Matthew 22:34-40 clearly commands us to love--first God, then others (as love for others will flow out of love for God; see 1 John 4:19-21). Screwtape is right insofar as love is impossible to fully understand as humans. 1 Corinthians 13:12 compares our knowledge of love to seeing "a poor reflection as in a mirror;" when we see God face to face, we shall know the extent of love. What a marvelous thought!

Until then, how do we follow a commandment to love when love is completely beyond us?

Seek God more. Know God more. God is love (see 1 John again!), and He is the only means of knowing what that lofty concept looks like!

Monday, August 17, 2009

We must de-glamorize stubbornness.

Since I was in middle school, I liked--no, loved--my reputation of being stubborn. There was a certain romance to it: I could stand up to boys with it (especially when I lacked for wit), I could plow forward when no one else wanted to, I could be a heroine in my own little world. Now I know that the trait I loved was just a sin I loved.

Can't stubbornness be good, you ask?

No. Having a strong will is good; having a stubborn attitude/heart is not. My husband is fond of pointing this out ("Semantics are important!" he says, quite rightly). A strong will, among other things, helps people stand on their convictions. Stubbornness, on the other hand...well, see for yourself.

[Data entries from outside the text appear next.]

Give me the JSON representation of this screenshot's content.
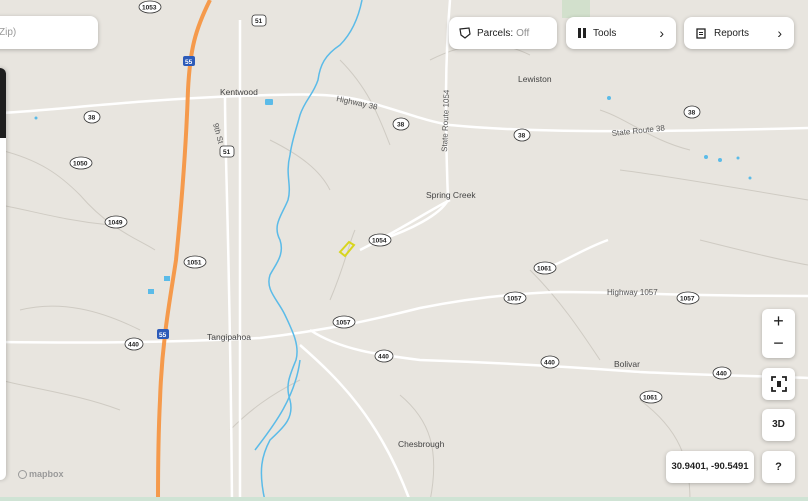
{
  "search": {
    "placeholder": "Zip)"
  },
  "toolbar": {
    "parcels_label": "Parcels:",
    "parcels_state": "Off",
    "tools_label": "Tools",
    "reports_label": "Reports"
  },
  "controls": {
    "zoom_in": "+",
    "zoom_out": "−",
    "mode_3d": "3D",
    "help": "?",
    "coordinates": "30.9401, -90.5491"
  },
  "attribution": {
    "logo": "mapbox"
  },
  "map": {
    "towns": [
      "Kentwood",
      "Lewiston",
      "Spring Creek",
      "Tangipahoa",
      "Bolivar",
      "Chesbrough"
    ],
    "roads": [
      "Highway 38",
      "State Route 38",
      "State Route 1054",
      "Highway 1057",
      "9th St"
    ],
    "shields": {
      "i55_top": "55",
      "i55_mid": "55",
      "i55_bot": "55",
      "us51_top": "51",
      "us51_mid": "51",
      "r1053": "1053",
      "r38a": "38",
      "r38b": "38",
      "r38c": "38",
      "r38d": "38",
      "r1050": "1050",
      "r1049": "1049",
      "r1051": "1051",
      "r1054": "1054",
      "r1061a": "1061",
      "r1061b": "1061",
      "r1057a": "1057",
      "r1057b": "1057",
      "r1057c": "1057",
      "r440a": "440",
      "r440b": "440",
      "r440c": "440",
      "r440d": "440"
    }
  },
  "colors": {
    "interstate": "#f59a4c",
    "water": "#5bbbe8",
    "land": "#e8e5df",
    "parcel": "#d8d51e"
  }
}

First, I found the following web definitions for stubbornness on
- the trait of being difficult to handle or overcome
- resolute adherence to your own ideas or desires

The first definition sounds pretty negative, if you ask me. The second hits on my main point, which is stubbornness is self-glorification. That's bad.

I've been reading through Jeremiah--WOW did he have a tough job!--as the prophet speaks the judging words of God to miscreant Israel: "...I solemnly warned your fathers when I brought them up out of the land of Egypt, warning them persistently, even to this day, saying, Obey my voice. Yet they did not obey or incline their ear, but everyone walked in the stubbornness of his evil heart. Therefore I brought upon them all the words of this covenant, which I commanded them to do, but they did not." (Jeremiah 11.7-8)

I think it's clear. God does not want us to be stubborn!